THE QUIET AMERICAN (1958; 2002)

During his lifetime, Hollywood adaptations of Graham Greene’s more prestigious titles (as opposed to his ‘entertainments’) ran roughshod over core ideas.  THE FUGITIVE/’47 lost its defining alcoholism; the miracle at THE END OF THE AFFAIR/’55 is missing; and in Joseph L. Mankiewicz’s adaptation of Greene’s prescient Vietnam novel, set near the end of French involvement, THE QUIET AMERICAN’s presumed guilt as an agent of war is revealed to his British war correspondent rival as misread innocence.  This flip, along with the shallow inadequacy of Audie Murphy in a title role requiring more layers than an onion, all that’s remembered about the film.  (Yet didn’t Greene do much the same sort of reversal when he adapted his own short story into THE FALLEN IDOL/’48?*  A motivating crime now revealed as an accident.)  If only Phillip Noyce’s relatively faithful remake of 2002 cleared up our choice.  Instead, swings & roundabouts.  More atmosphere and a young Asian beauty as the mistress clouding the thinking of two rivals in ‘03.  Mankiewicz, shooting in Rome, hired an Italian actress to play this mutual obsession.  Yet it’s Robert Krasker’s photo-journalistic b&w that gives the nearly contemporary-with-events 1958 version an of-the-moment/newsworthy vibe.  Surprisingly, the film’s major action set piece, when communist forces from the North attack a military lookout tower where the rivals are stuck overnight, is better organized under Mankiewicz.*  In the remake, Brendan Fraser far outdistances Murphy as the not so naive and sentimental American, his fat, friendly baby-face growing progressively leaner and less flushed from the tropical heat, signaling his connection with a new military force splitting the difference between Communist North & French-supported Capitalist South.  The choice trickier between Michael Caine, very good but a tired 70 when this was made, and the often astonishing Michael Redgrave, a lean 50 and the more believable newsman.  Lastly, in easy hindsight, the use of cascading Vietnam headlines from the '60s to wrap up the 2003 version feels cheap. 
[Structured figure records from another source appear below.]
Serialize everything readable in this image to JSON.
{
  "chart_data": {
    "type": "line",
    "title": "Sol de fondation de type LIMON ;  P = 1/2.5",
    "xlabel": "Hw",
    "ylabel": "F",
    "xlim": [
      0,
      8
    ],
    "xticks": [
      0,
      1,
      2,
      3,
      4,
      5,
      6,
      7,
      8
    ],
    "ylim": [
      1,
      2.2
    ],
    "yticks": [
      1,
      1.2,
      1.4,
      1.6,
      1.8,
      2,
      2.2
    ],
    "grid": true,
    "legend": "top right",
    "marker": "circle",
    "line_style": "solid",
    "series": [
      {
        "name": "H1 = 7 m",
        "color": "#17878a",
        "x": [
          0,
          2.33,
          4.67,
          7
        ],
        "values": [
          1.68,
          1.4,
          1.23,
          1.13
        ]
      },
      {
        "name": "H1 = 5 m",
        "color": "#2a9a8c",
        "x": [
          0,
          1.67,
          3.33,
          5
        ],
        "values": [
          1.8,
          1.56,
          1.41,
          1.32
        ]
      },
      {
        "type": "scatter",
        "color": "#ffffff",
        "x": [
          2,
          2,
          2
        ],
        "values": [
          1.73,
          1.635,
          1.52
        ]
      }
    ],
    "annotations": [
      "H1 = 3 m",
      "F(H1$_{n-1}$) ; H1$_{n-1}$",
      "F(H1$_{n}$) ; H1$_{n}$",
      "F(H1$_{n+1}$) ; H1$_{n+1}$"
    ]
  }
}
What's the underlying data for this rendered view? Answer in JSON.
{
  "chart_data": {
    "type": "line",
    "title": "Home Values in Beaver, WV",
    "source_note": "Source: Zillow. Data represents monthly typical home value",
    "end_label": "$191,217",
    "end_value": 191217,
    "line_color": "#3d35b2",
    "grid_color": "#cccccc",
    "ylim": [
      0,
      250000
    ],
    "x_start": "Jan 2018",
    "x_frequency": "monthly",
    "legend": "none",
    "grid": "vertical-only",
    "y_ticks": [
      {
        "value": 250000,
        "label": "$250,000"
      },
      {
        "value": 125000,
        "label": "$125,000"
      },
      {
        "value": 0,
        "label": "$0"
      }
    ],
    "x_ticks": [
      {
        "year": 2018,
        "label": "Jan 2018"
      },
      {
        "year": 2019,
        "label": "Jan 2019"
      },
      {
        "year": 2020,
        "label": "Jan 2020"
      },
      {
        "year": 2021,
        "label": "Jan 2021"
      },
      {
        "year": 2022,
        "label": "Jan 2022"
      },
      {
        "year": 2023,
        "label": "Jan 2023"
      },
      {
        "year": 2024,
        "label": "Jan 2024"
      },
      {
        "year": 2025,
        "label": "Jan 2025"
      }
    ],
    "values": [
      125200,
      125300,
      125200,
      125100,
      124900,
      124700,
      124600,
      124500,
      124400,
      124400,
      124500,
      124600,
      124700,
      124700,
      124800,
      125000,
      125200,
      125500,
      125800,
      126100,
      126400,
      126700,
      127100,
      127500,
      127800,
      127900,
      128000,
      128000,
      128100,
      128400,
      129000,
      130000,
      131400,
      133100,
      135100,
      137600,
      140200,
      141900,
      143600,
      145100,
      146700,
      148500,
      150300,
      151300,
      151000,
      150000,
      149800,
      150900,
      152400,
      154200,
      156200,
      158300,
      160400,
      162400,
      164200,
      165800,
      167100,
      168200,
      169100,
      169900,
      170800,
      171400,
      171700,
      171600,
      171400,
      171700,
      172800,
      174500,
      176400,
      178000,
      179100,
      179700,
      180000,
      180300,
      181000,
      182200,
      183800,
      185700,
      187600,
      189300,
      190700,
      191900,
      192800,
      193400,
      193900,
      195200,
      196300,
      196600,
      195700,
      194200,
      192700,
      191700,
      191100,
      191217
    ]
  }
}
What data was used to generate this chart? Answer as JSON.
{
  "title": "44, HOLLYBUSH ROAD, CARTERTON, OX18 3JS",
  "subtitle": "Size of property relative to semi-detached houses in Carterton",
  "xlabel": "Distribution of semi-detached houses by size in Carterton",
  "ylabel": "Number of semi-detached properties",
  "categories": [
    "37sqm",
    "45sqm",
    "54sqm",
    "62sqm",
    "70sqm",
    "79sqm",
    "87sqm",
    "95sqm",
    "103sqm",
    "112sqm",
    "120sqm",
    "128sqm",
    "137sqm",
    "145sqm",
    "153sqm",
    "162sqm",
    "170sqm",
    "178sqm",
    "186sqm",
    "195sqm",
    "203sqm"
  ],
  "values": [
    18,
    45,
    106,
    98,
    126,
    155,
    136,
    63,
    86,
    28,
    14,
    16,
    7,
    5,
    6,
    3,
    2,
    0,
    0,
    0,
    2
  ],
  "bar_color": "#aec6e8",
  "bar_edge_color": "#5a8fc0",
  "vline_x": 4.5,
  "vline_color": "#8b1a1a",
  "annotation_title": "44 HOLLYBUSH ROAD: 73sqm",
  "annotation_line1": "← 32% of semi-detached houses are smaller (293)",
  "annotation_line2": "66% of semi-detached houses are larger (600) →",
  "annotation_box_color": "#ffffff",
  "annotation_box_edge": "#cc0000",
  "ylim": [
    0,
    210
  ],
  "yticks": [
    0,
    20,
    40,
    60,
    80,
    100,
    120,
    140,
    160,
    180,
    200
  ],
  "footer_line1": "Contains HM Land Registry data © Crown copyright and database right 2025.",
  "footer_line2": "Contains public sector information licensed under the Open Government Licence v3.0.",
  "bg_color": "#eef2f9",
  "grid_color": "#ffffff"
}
DOUBLE-BILL/LINK: See Greene reverse his own work (probably for the better) in THE FALLEN IDOL/’48.  https://maksquibs.blogspot.com/2008/05/fallen-idol-1948.html

ATTENTION MUST BE PAID:  *More typical of Mankiewicz’s disinterest in visually getting story or character points across is a telling goof when Murphy & his new dog call on Redgrave at home.  The camera starts on Murphy before panning down to show he’s got a dog with him.  How much more effective to have started on the dog before panning up to reveal Murphy as the owner.